Clippy history and retirement

So, who is Clippy really? Clippy is an intelligent user interface for the text software Microsoft Office. This virtual assistant helped users in Microsoft Office (versions 97 to 2003), Microsoft Publisher and Microsoft Project (versions 98 to 2003), Microsoft FrontPage (versions 2002 and 2003), and Microsoft Office for Mac (versions 98 to 2004) (Wikipedia 2022). Clippy appeared when the aforementioned programs detected that the user could use some help or when the programs decided that users could use the programs more efficiently. An example of this is Clippy appearing after the input of a salutation in Microsoft Office – take “Dear client” for example – to give advice on how to formulate the contents of a letter. Aside from Clippy, users could download a dozen of specialized virtual assistants through the Office installation CD.

Examples of other intelligent user interface assistants. (Source: Swartz 2003, 30).

Clippy is the spiritual successor to Microsoft Bob – a program used to introduce users to the functions of a computer in a friendly and homely manner through the decor of a home and cartoon characters giving out tips. This program was introduced in 1995 and discontinued soon after in 1996. Clippy also received a bad rep, so bad that Microsoft made a particularly verbally explicit ad campaign out of disabling Clippy when introducing Office XP in 2001 before really putting Clippy to retirement in Office 2007 and Office 2008 for Mac. But why did both products fail? The answer lies in part with the anthropomorphic approach, see next section.

How to turn a product’s bad reception into your next product’s selling point – a Microsoft Mastercourse (Source: Youtube).

“It looks like you’re writing a letter” ad infinitum & other reasons to hate world’s most famous paperclip

According to Alan Cooper – an important figure in the field of software design – the anthropomorphic design of virtual assistants stems from a misunderstanding of research conducted at Stanford University. The pioneering research showed that people interact with computers as they would with other humans (the Computers as Social Actors paradigm or CASA). Microsoft’s answer to this research was to include human-like assistants in their products. Cooper argues however that this added human-like assistant then acts as a distraction from the task at hand, leading to frustration.

This point is further expanded upon by Swartz: he first points out that the use of an anthropomorphic assistant can lead to unrealistic expectations towards the capabilities of said assistant, which leads to “anthropomorphic dissonance” (Swartz 2003, 15).

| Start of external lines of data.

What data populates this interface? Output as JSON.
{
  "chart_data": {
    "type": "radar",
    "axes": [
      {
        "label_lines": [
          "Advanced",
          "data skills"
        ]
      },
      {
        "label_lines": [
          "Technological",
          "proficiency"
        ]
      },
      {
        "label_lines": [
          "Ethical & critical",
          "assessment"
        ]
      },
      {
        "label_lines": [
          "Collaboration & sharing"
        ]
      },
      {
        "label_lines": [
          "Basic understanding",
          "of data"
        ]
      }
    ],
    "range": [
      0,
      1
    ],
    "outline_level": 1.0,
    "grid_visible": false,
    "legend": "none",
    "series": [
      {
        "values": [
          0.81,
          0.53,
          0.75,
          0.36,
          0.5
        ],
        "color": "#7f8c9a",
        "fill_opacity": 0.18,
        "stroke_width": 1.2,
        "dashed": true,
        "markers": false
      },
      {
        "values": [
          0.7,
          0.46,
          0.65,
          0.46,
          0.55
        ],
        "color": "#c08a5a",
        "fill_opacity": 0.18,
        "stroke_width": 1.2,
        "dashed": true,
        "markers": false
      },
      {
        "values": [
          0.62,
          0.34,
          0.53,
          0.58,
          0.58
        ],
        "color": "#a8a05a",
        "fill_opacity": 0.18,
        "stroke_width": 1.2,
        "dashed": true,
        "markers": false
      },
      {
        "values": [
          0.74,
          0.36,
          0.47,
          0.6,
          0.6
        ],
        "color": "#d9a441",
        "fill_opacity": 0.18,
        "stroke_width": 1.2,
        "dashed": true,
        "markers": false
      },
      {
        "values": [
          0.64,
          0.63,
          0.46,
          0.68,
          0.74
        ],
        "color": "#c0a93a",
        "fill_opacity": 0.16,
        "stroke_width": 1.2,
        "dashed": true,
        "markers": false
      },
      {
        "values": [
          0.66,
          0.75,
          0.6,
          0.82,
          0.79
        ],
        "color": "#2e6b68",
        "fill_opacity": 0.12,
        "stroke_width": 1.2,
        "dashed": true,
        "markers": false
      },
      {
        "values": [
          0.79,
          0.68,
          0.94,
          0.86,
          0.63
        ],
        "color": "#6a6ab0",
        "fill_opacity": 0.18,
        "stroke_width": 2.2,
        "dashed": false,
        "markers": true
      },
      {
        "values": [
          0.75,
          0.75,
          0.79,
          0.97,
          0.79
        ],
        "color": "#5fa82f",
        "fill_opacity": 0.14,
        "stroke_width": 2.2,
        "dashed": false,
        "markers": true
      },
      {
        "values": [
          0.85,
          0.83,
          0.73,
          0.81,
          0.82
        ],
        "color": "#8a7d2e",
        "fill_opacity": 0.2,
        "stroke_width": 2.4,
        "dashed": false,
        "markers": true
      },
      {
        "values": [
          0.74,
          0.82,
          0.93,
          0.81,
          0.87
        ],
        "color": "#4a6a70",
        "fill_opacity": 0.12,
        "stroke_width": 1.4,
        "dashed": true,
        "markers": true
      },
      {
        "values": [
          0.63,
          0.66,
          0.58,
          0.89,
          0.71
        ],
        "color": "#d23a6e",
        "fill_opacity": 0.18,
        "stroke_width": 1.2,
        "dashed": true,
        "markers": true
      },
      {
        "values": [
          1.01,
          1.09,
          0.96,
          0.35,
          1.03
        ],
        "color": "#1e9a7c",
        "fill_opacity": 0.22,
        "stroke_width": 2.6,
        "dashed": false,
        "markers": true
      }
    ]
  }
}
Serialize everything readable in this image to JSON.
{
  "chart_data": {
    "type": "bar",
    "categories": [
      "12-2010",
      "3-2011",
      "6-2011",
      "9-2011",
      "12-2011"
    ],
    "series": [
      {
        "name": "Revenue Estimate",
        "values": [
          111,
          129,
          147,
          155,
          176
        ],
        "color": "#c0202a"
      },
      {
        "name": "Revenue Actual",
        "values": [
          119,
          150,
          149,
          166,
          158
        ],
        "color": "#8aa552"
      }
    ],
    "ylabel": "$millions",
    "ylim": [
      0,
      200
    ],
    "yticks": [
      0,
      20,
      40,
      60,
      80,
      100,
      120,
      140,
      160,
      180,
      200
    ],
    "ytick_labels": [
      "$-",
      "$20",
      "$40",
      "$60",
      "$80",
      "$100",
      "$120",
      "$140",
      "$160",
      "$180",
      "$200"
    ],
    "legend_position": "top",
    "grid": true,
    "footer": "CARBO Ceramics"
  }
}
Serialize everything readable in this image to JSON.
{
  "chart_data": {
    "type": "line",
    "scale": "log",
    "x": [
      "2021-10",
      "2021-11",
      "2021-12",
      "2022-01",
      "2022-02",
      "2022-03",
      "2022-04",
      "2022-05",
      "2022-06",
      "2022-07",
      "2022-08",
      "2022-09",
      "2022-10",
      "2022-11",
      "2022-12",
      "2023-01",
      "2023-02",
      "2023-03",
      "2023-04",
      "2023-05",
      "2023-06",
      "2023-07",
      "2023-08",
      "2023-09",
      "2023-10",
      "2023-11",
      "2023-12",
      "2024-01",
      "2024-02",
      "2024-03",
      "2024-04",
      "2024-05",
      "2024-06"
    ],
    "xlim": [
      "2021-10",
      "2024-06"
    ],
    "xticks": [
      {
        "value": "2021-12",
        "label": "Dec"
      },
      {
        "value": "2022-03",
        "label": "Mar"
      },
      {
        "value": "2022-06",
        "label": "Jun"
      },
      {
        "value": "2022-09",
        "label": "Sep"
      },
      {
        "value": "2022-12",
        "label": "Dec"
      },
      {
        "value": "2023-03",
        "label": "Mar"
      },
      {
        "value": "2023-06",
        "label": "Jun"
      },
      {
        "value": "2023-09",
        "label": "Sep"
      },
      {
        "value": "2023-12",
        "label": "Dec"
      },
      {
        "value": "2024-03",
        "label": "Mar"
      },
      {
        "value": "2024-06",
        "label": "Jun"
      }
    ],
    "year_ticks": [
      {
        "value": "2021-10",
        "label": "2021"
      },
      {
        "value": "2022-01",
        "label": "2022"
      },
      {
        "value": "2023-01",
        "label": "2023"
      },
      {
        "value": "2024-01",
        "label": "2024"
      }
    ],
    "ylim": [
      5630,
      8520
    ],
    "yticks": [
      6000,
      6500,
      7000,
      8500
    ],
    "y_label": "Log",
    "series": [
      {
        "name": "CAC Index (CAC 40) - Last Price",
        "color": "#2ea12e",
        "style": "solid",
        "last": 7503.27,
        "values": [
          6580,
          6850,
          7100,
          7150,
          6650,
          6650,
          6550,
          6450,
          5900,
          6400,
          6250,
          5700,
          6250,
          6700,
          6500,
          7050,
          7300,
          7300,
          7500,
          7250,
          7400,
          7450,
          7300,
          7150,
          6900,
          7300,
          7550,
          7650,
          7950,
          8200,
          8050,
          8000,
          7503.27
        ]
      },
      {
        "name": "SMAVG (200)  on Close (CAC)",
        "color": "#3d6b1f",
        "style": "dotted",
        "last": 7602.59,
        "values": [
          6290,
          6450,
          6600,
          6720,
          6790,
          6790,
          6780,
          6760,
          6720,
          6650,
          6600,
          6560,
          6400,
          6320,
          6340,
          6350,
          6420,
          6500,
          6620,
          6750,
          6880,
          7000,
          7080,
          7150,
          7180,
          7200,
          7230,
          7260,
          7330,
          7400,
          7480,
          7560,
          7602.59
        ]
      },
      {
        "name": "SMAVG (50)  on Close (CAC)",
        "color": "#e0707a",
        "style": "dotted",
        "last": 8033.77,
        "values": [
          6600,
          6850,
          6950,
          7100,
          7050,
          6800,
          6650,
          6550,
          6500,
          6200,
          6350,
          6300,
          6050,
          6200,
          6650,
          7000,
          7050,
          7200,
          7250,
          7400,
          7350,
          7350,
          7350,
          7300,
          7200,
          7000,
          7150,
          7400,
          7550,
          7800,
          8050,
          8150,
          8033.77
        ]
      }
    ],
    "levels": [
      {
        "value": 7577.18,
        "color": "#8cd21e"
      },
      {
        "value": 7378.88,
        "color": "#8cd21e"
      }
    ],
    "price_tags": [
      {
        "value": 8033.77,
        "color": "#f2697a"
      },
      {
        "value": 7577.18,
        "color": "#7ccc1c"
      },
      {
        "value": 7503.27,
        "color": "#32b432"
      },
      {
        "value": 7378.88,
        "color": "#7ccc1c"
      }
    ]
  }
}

Then, applying the CASA paradigm, Swartz finds that Clippy’s behavior breaks many rules of human-to-human interaction etiquette – being repetitive, staring, and not learning from user’s preferences for example (Swartz 2003, 22-23). Full disclosure: I vividly remember my mother’s exasperation after Clippy’s n-th request to format her name to a “correct” spelling or Clippy’s idle animation running while she tried to write on an already slow computer.

Conclusion: how to not AI

This blog post about Clippy’s notoriously annoying AI shows just how far artificial assistants have changed. Nowadays Cortana, Siri, Bixby and other popular digital assistants adopt another approach: users request their help, the assistants use user’s preferences for more accurate suggestions and the use of an anthropomorphic design is not in use. My guess is that Clippy served as the embodiment for everything an AI assistant should not be. Still, the paperclip can count on some fans who made sure that Clippy will live on in the form of memes, stickers and even an emoji. Long live Clippy!


All sources were last consulted on 2022-09-26.